- Directed by: G. W. Pabst
- Screenplay by: Colin Ross; Hans Neumann;
- Produced by: Hans Neumann
- Starring: Werner Krauss
- Cinematography: Guido Seeber; Curt Oertel; Walter Robert Lach;
- Music by: Giuseppe Becce
- Production company: Neumann-Film-Produktion GmbH
- Distributed by: Universum Film AG
- Release date: 24 March 1926 (Berlin);
- Running time: 75 minutes
- Country: Germany
- Languages: Silent German intertitles

= Secrets of a Soul =

1926 film

Secrets of a Soul (Geheimnisse einer Seele) is a 1926 silent German drama film directed by G. W. Pabst.

==Plot==
Martin Fellman, a learned professor, experiences nightmares that make him believe he is going insane. He fears that he is on the verge of murdering his wife, who loves him dearly. He hires Dr. Orth, a psychiatrist, to help him work out his psychoses.

==Cast==
- Werner Krauss as Martin Fellman
- Ruth Weyher as Seine Frau
- Ilka Grüning as Die Mutter
- Jack Trevor as Erich
- Pavel Pavlov as Dr. Orth (as Pawel Pawloff)
- Hertha von Walther as Fellmans Assistentin
- Renate Brausewetter as Dienstmädchen
- Colin Ross as Kriminalkommissar
- Lili Damita (uncredited)

==Production==
Secrets of a Souls producer Hans Neumann was a firm believer in the theories of Sigmund Freud and tried to get Freud to participate in the making of the film. Freud did not respond, so he hired Karl Abraham, a close associate of Freud's, as an adviser on the project, to help Neumann make the most psychologically realistic film possible.
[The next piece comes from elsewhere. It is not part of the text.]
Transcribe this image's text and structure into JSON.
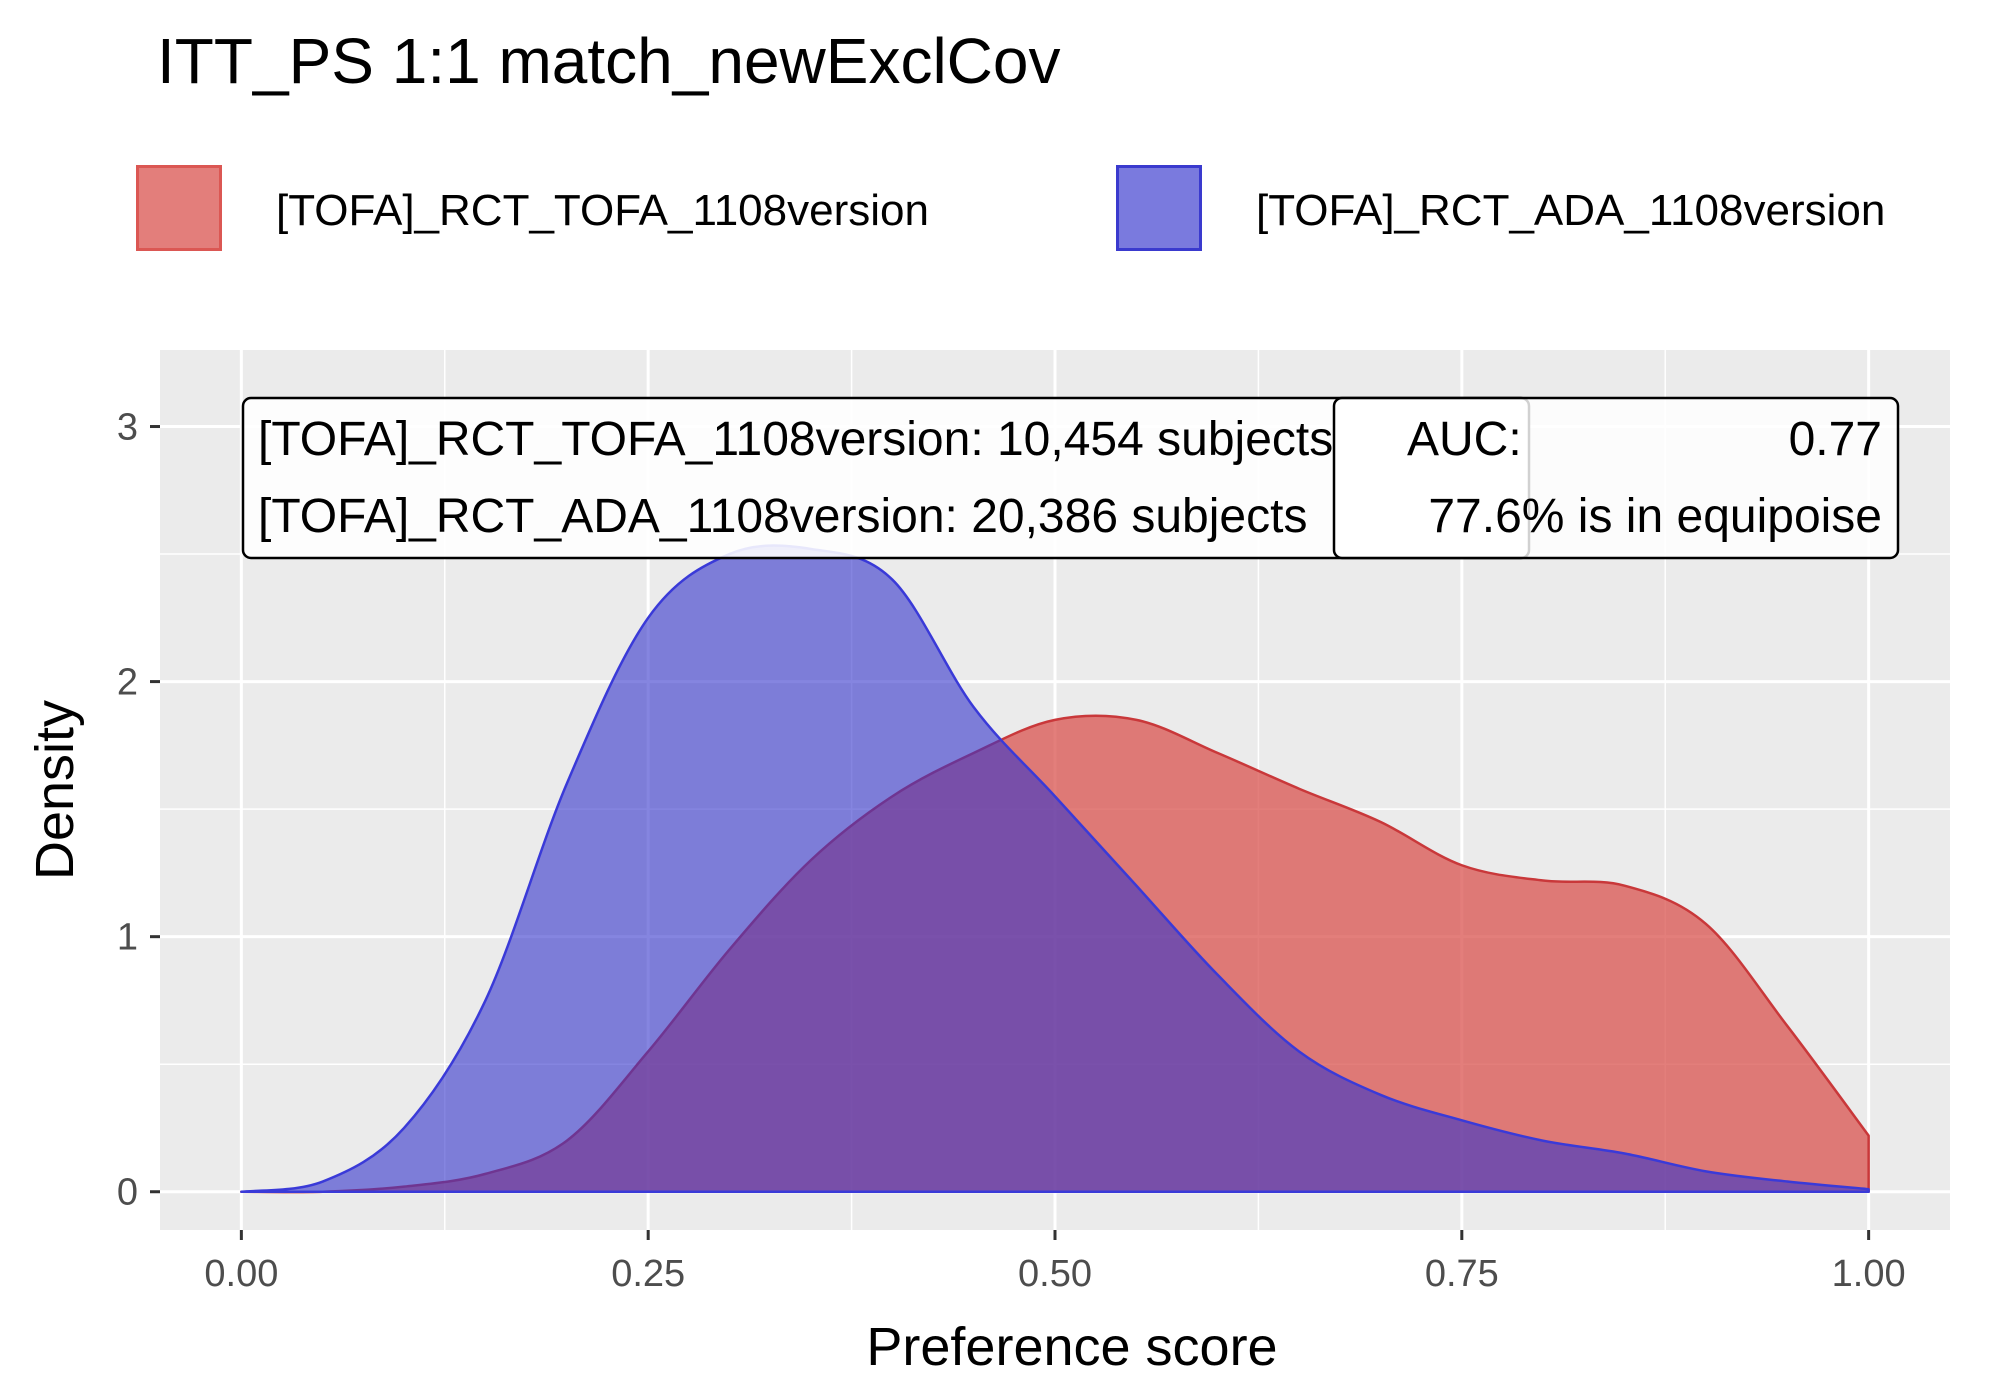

The film was shot between September and November 1925, and was released in Berlin on 24 March 1926.

==Reception==
From retrospective reviews, Tom Milne in the Monthly Film Bulletin stated the film is split into "roughly three unequal parts" commenting that the "first and best, combining psychological subtlety and stark dramatic effect in the manner that was to become Pabst's trademark, is the opening sequence" while calling the final sequence of the film a "truly hideous final sequence, a tacked-on happy ending." Milne concluded that the film sees Pabst "engaged on a trial run for the much more integrated approach to the unconscious and its aberrations which lowered in The Love of Jeanne Ney, Crisis and Pandora's Box."

Troy Howarth commented in his book Tome of Terror: Horror Films of the Silent Era that the film was "a reasonably compelling psychological thriller" and that "Krauss is too old for the part, which requires the viewer to believe that he's married to a childhood sweetheart easily 20 years younger than he is."